While 168 Russian athletes are competing in the games, they are subject to additional intrusive drug testing, while all Russian flags have been banned and the Olympic theme has been played in place of the Russian anthem at medal ceremonies where Russians have won. The IOC announced this month that the Russian athletes and coaches who had their lifetime bans on charges of doping overturned would still not be invited to participate. In 2016, Russian athletes in the Paralympics Games and track and field teams were banned from participating in the Rio Olympics.
These measures are blatantly aimed at presenting Russia as an international pariah state. The hypocrisy of the supposed outrage over alleged Russian doping is made clear by the revelations of systematic sexual abuse of adolescent female gymnasts by the USA gymnastics head doctor Larry Nassar. The American media has been dominated for months by reports of this abuse, which was systematically covered up by US Olympic Committee officials who knew of the scandal for over a year before it came to light, yet did nothing.
The same Western governments and corporate media that marched in lockstep in support of banning Russia have made no suggestions that the “Stars and Stripes” should be barred from the South Korean Olympics and the singing of the US national anthem forbidden, even though the abuse of American athletes goes far beyond any violations committed in the alleged doping of their Russian counterparts.
This disparity only underscores the fact that the penalization of Russian athletes is not a defense of the supposed integrity of Olympic sport—long tarnished by corruption scandals, jingoism and corporate money—but rather part of a ferocious campaign of demonization of Russia to prepare the population for war.
Notwithstanding the official paeans to “peace” at the current Olympics, the world’s major capitalist powers are responding with their own military buildup to the announcement in the latest US National Defense Strategy document that the United States is preparing for “great power” conflict with “revisionist states,” principally Russia and China. In the last week, France, Germany, Spain and the US have all announced massive increases in military spending.
As with every Olympics, the reactionary geopolitical and corporate interests behind the 2018 Winter Games contrast with the extraordinary physical prowess, immense talent and genuinely sympathetic character of individual athletes competing in the games. It is not their fault that they are compelled to perform under the crushing weight of militarism, jingoism and commercialism that pervade the Olympics.

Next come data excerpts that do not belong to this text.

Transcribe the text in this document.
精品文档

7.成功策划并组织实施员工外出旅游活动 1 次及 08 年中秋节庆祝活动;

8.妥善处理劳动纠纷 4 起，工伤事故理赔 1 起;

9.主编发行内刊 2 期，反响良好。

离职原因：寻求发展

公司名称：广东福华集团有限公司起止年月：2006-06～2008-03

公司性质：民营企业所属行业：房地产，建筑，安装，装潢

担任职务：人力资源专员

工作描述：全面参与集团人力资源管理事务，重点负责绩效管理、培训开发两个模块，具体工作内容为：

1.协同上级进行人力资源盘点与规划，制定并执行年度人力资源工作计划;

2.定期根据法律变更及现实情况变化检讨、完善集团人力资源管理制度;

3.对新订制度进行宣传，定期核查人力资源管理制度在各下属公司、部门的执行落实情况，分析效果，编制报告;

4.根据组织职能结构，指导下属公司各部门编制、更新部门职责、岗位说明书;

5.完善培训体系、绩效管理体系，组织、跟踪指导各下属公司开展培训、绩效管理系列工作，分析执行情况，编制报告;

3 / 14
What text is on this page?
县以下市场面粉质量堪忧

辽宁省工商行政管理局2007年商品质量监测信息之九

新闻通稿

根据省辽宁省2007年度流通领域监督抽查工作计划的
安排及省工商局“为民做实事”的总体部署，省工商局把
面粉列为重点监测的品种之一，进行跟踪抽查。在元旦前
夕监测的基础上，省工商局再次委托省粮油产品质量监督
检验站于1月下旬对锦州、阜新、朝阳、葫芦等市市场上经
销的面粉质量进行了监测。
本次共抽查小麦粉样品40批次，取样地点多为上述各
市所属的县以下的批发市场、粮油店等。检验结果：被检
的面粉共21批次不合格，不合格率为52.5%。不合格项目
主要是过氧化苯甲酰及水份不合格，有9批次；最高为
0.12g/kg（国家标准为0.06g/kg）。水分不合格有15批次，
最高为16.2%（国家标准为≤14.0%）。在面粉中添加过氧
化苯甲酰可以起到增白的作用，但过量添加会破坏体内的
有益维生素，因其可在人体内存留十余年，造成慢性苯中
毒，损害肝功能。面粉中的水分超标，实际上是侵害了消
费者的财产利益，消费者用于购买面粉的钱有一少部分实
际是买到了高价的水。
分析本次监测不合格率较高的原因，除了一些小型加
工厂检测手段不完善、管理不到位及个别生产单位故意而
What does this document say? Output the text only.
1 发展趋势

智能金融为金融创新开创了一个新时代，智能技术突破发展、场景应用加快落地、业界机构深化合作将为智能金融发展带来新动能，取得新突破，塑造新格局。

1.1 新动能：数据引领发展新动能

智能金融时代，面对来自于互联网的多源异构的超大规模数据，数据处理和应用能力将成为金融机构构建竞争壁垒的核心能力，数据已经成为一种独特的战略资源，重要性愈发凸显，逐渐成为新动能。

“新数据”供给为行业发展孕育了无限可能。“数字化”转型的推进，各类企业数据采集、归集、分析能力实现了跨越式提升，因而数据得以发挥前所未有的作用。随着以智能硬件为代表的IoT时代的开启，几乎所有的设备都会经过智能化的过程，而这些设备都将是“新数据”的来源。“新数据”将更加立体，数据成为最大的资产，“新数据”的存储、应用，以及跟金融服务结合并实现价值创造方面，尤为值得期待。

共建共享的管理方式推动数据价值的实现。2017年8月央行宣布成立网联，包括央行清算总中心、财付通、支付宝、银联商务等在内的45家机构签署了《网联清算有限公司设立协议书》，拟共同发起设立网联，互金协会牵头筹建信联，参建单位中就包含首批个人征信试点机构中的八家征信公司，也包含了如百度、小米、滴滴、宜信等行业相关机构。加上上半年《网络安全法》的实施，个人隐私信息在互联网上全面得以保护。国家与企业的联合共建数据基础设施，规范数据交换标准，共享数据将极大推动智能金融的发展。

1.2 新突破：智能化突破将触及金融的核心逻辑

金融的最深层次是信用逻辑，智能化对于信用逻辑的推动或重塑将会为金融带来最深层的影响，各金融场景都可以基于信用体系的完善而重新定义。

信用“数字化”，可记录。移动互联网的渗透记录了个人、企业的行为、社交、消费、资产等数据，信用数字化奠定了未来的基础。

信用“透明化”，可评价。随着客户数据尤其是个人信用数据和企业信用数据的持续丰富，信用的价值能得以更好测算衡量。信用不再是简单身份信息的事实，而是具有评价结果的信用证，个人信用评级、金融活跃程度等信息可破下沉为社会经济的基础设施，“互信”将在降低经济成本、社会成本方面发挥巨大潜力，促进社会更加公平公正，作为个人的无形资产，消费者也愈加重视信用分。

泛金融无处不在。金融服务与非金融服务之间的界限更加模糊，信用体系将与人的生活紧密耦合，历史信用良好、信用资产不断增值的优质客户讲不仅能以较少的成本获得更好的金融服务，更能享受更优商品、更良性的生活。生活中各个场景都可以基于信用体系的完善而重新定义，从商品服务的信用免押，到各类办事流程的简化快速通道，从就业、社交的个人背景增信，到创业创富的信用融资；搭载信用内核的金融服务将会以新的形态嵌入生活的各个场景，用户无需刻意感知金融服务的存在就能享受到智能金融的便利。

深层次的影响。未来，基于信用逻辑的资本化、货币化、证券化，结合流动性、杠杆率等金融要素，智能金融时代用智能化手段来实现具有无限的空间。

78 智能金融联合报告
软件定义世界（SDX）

Tens of millions of dollars will be made by major corporations that have descended on Korea, including official Olympic partners Coca Cola, General Electric, Dow and Intel, while television networks reap hundreds of millions in ad sales.
For a very small number of competing athletes, victory will mean millions of dollars in product endorsements, while those who fail to make it into the winners’ circle return home to face all of the social problems besetting the population at large.
As the character of scandal-scarred Olympic skater Tonya Harding wryly observes in the recently released film I, Tonya: “When you come in fourth at the Olympics, you don’t get endorsement deals. You get the 6 am shift at Spud City.”